8. O Inconsciente Público (Jung-Kerényi
Não estamos, porém, empenhados em criticar Hegel. Procuramos, sim, destrinçar as ambiguidades de um programa representativo da
confusão intelectual do seu tempo e determinante de confusões que se prolongam até ao nosso tempo. De imediato preocupam-nos as confusões provocadas por mudanças no sentido de ‘consciência’ e ‘inconsciente’. Se a deformação intencionalista da consciência através do acto de reflexão fôr aceite como o modelo de consciência, as experiências formativas da estrutura da consciência não se inserem no modelo; têm de ser excluidas da consciência. Dado que a exclusão, porém, não abole a respectiva realidade e dado que o programa tem a intenção formativa de recuperar as experiências perdidas nessa época, confrontamo-nos com o estranho resultado que a “experiência da consciência” é efectivamente recuperada mas, quando recuperada, tem de ser classificada como um tipo de inconsciência. São bem conhecidos os fenómenos deste tipo. Como exemplo notável, refiro-me aos famosos estudos de Jung e de Karl Kerényi sobre a Divina Criança, o Koré e o mistério elêusino, publicados em 1942 sob o título Einführung in das Wesen der Mythologie . Os excelentes estudos de Kerényi na área do simbolismo da Divina Criança, até aí muito pouco conhecido, revelam como seu significado a experiência de uma nova vida formativa que emerge de uma realidade-mesma perigosamente resistente, a ser cruelmente destruida, para crescer num novo recomeço, i.e., a experiência da realidade mesma que abrange a realidade mortal das coisas, ou, na formulação explícita de Jung, a experiência do “princípio e fim”. A Divina Criança é uma simbolização consciente do paradoxo da realidade, da história que a realidade tem de contar sobre si mesma através da história contada pelo homem.
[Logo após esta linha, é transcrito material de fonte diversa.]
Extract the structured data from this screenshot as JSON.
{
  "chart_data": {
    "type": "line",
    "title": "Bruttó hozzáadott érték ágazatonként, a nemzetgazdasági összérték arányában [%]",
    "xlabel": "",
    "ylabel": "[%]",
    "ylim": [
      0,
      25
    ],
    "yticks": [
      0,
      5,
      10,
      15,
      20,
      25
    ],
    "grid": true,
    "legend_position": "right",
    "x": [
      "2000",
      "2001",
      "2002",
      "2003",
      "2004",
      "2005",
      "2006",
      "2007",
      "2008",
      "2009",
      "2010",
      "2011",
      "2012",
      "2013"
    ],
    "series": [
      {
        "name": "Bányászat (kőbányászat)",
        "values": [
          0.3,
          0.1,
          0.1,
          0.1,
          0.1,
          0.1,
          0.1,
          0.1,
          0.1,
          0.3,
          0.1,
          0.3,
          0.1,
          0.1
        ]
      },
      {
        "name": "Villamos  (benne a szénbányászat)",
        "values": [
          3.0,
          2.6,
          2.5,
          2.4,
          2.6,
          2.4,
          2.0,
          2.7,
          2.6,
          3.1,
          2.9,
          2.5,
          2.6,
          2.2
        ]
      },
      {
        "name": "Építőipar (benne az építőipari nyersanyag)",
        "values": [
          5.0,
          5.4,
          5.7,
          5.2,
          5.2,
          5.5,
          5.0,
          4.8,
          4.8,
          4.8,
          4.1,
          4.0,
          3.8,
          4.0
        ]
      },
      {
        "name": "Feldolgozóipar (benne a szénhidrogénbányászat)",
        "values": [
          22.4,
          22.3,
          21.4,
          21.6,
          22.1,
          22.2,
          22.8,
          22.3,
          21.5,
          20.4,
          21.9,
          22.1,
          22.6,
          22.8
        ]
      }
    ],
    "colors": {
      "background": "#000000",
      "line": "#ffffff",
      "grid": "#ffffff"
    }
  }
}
Os estudos analíticos de Jung confirmam a “realidade” do simbolismo que reaparece, sob a forma de partes fragmentárias, nos sonhos e nas visões de pacientes que sofrem de perturbações mentais e que viram estas experiências desaparecer da consciência. Mas quanto mais se concorda com as importantes descobertas empíricas de ambos os estudiosos mais nos espanta que eles classifiquem como “inconscientes” os símbolos explorados. Será que tal classificação significa que os antigos simbolizadores não estavam conscientes das experiências que expressavam quando criavam os seus símbolos? Será que os participantes nos rituais de Elêusis não sabiam por que razão acorriam às liturgias? Porque queriam ser iniciados? E será que os iniciados estavam incientes do mistério que lhes era revelado, o mistério de que a
imortalidade abrange a mortalidade? Estariam apenas, sentados ou de pé, a extrair “arquétipos” do inconsciente colectivo? Em resumo: será que, realmente, os membros do culto misterioso tiveram de esperar por Jung e Kerényi para descobrir aquilo de que estavam inconscientemente conscientes? Estas questões sublinhadas não pretendem denegrir como insensatos os símbolos jungianos de consciência e inconsciência mas sim focar a atenção na respectiva ambiguidade. O absurdo de caracterizar os antigos simbolizadores como “inconscientemente conscientes” revela o seu significado logo que re-invertemos a inversão e caracterizamos os simbolizadores modernos como “conscientemente inconscientes”. O simbolizador moderno é realmente inconsciente mas está a dar-se conta disso mesmo e a tentar recuperar a consciência através do estudo do mito, atitude que fornece intuições mais ricas sobre os movimentos e estruturas da consciência do que a babugem intelectual da nossa época. Esta reinversão da inversão, gostaria de sublinhar, não é a minha “adenda” à categorização de Jung, mas visa mostrar tão exactamente quanto possível a sua própria consciência de ser inconsciente. “A Psicologia”, insiste ele, “transfere o discurso arcaico do mito para um mitologema moderno obviamente ainda não reconhecido como tal - que constitui um elemento do mito ‘ciência’” (p.146). Na ‘psicologia’ de Jung, testemunhamos a “consciência” ambígua a aperceber-se de que está “inconsciente”, bem como a tentativa ousada de recuperar a consciência através do estudo das suas manifestações na história e a luta, infelizmente sem grande êxito, para obter a linguagem que exprimirá a nova experiência diferenciada. Dos ambíguos “mitologemas modernos” desenvolvidos por Jung, retenho o símbolo “inconsciente” num dos seus significados componentes, usando-o, como já fiz, para denotar um estado socialmente dominante da consciência deformada pelo esquecimento, e que causa perturbações pessoais e públicas da ordem. Neste sentido, será usado para denotar não só o estado contemporâneo do inconsciente público mas também estados comparáveis de outras situações culturais, tal como por exemplo, o estado do inconsciente público contra o qual Platão se revoltou.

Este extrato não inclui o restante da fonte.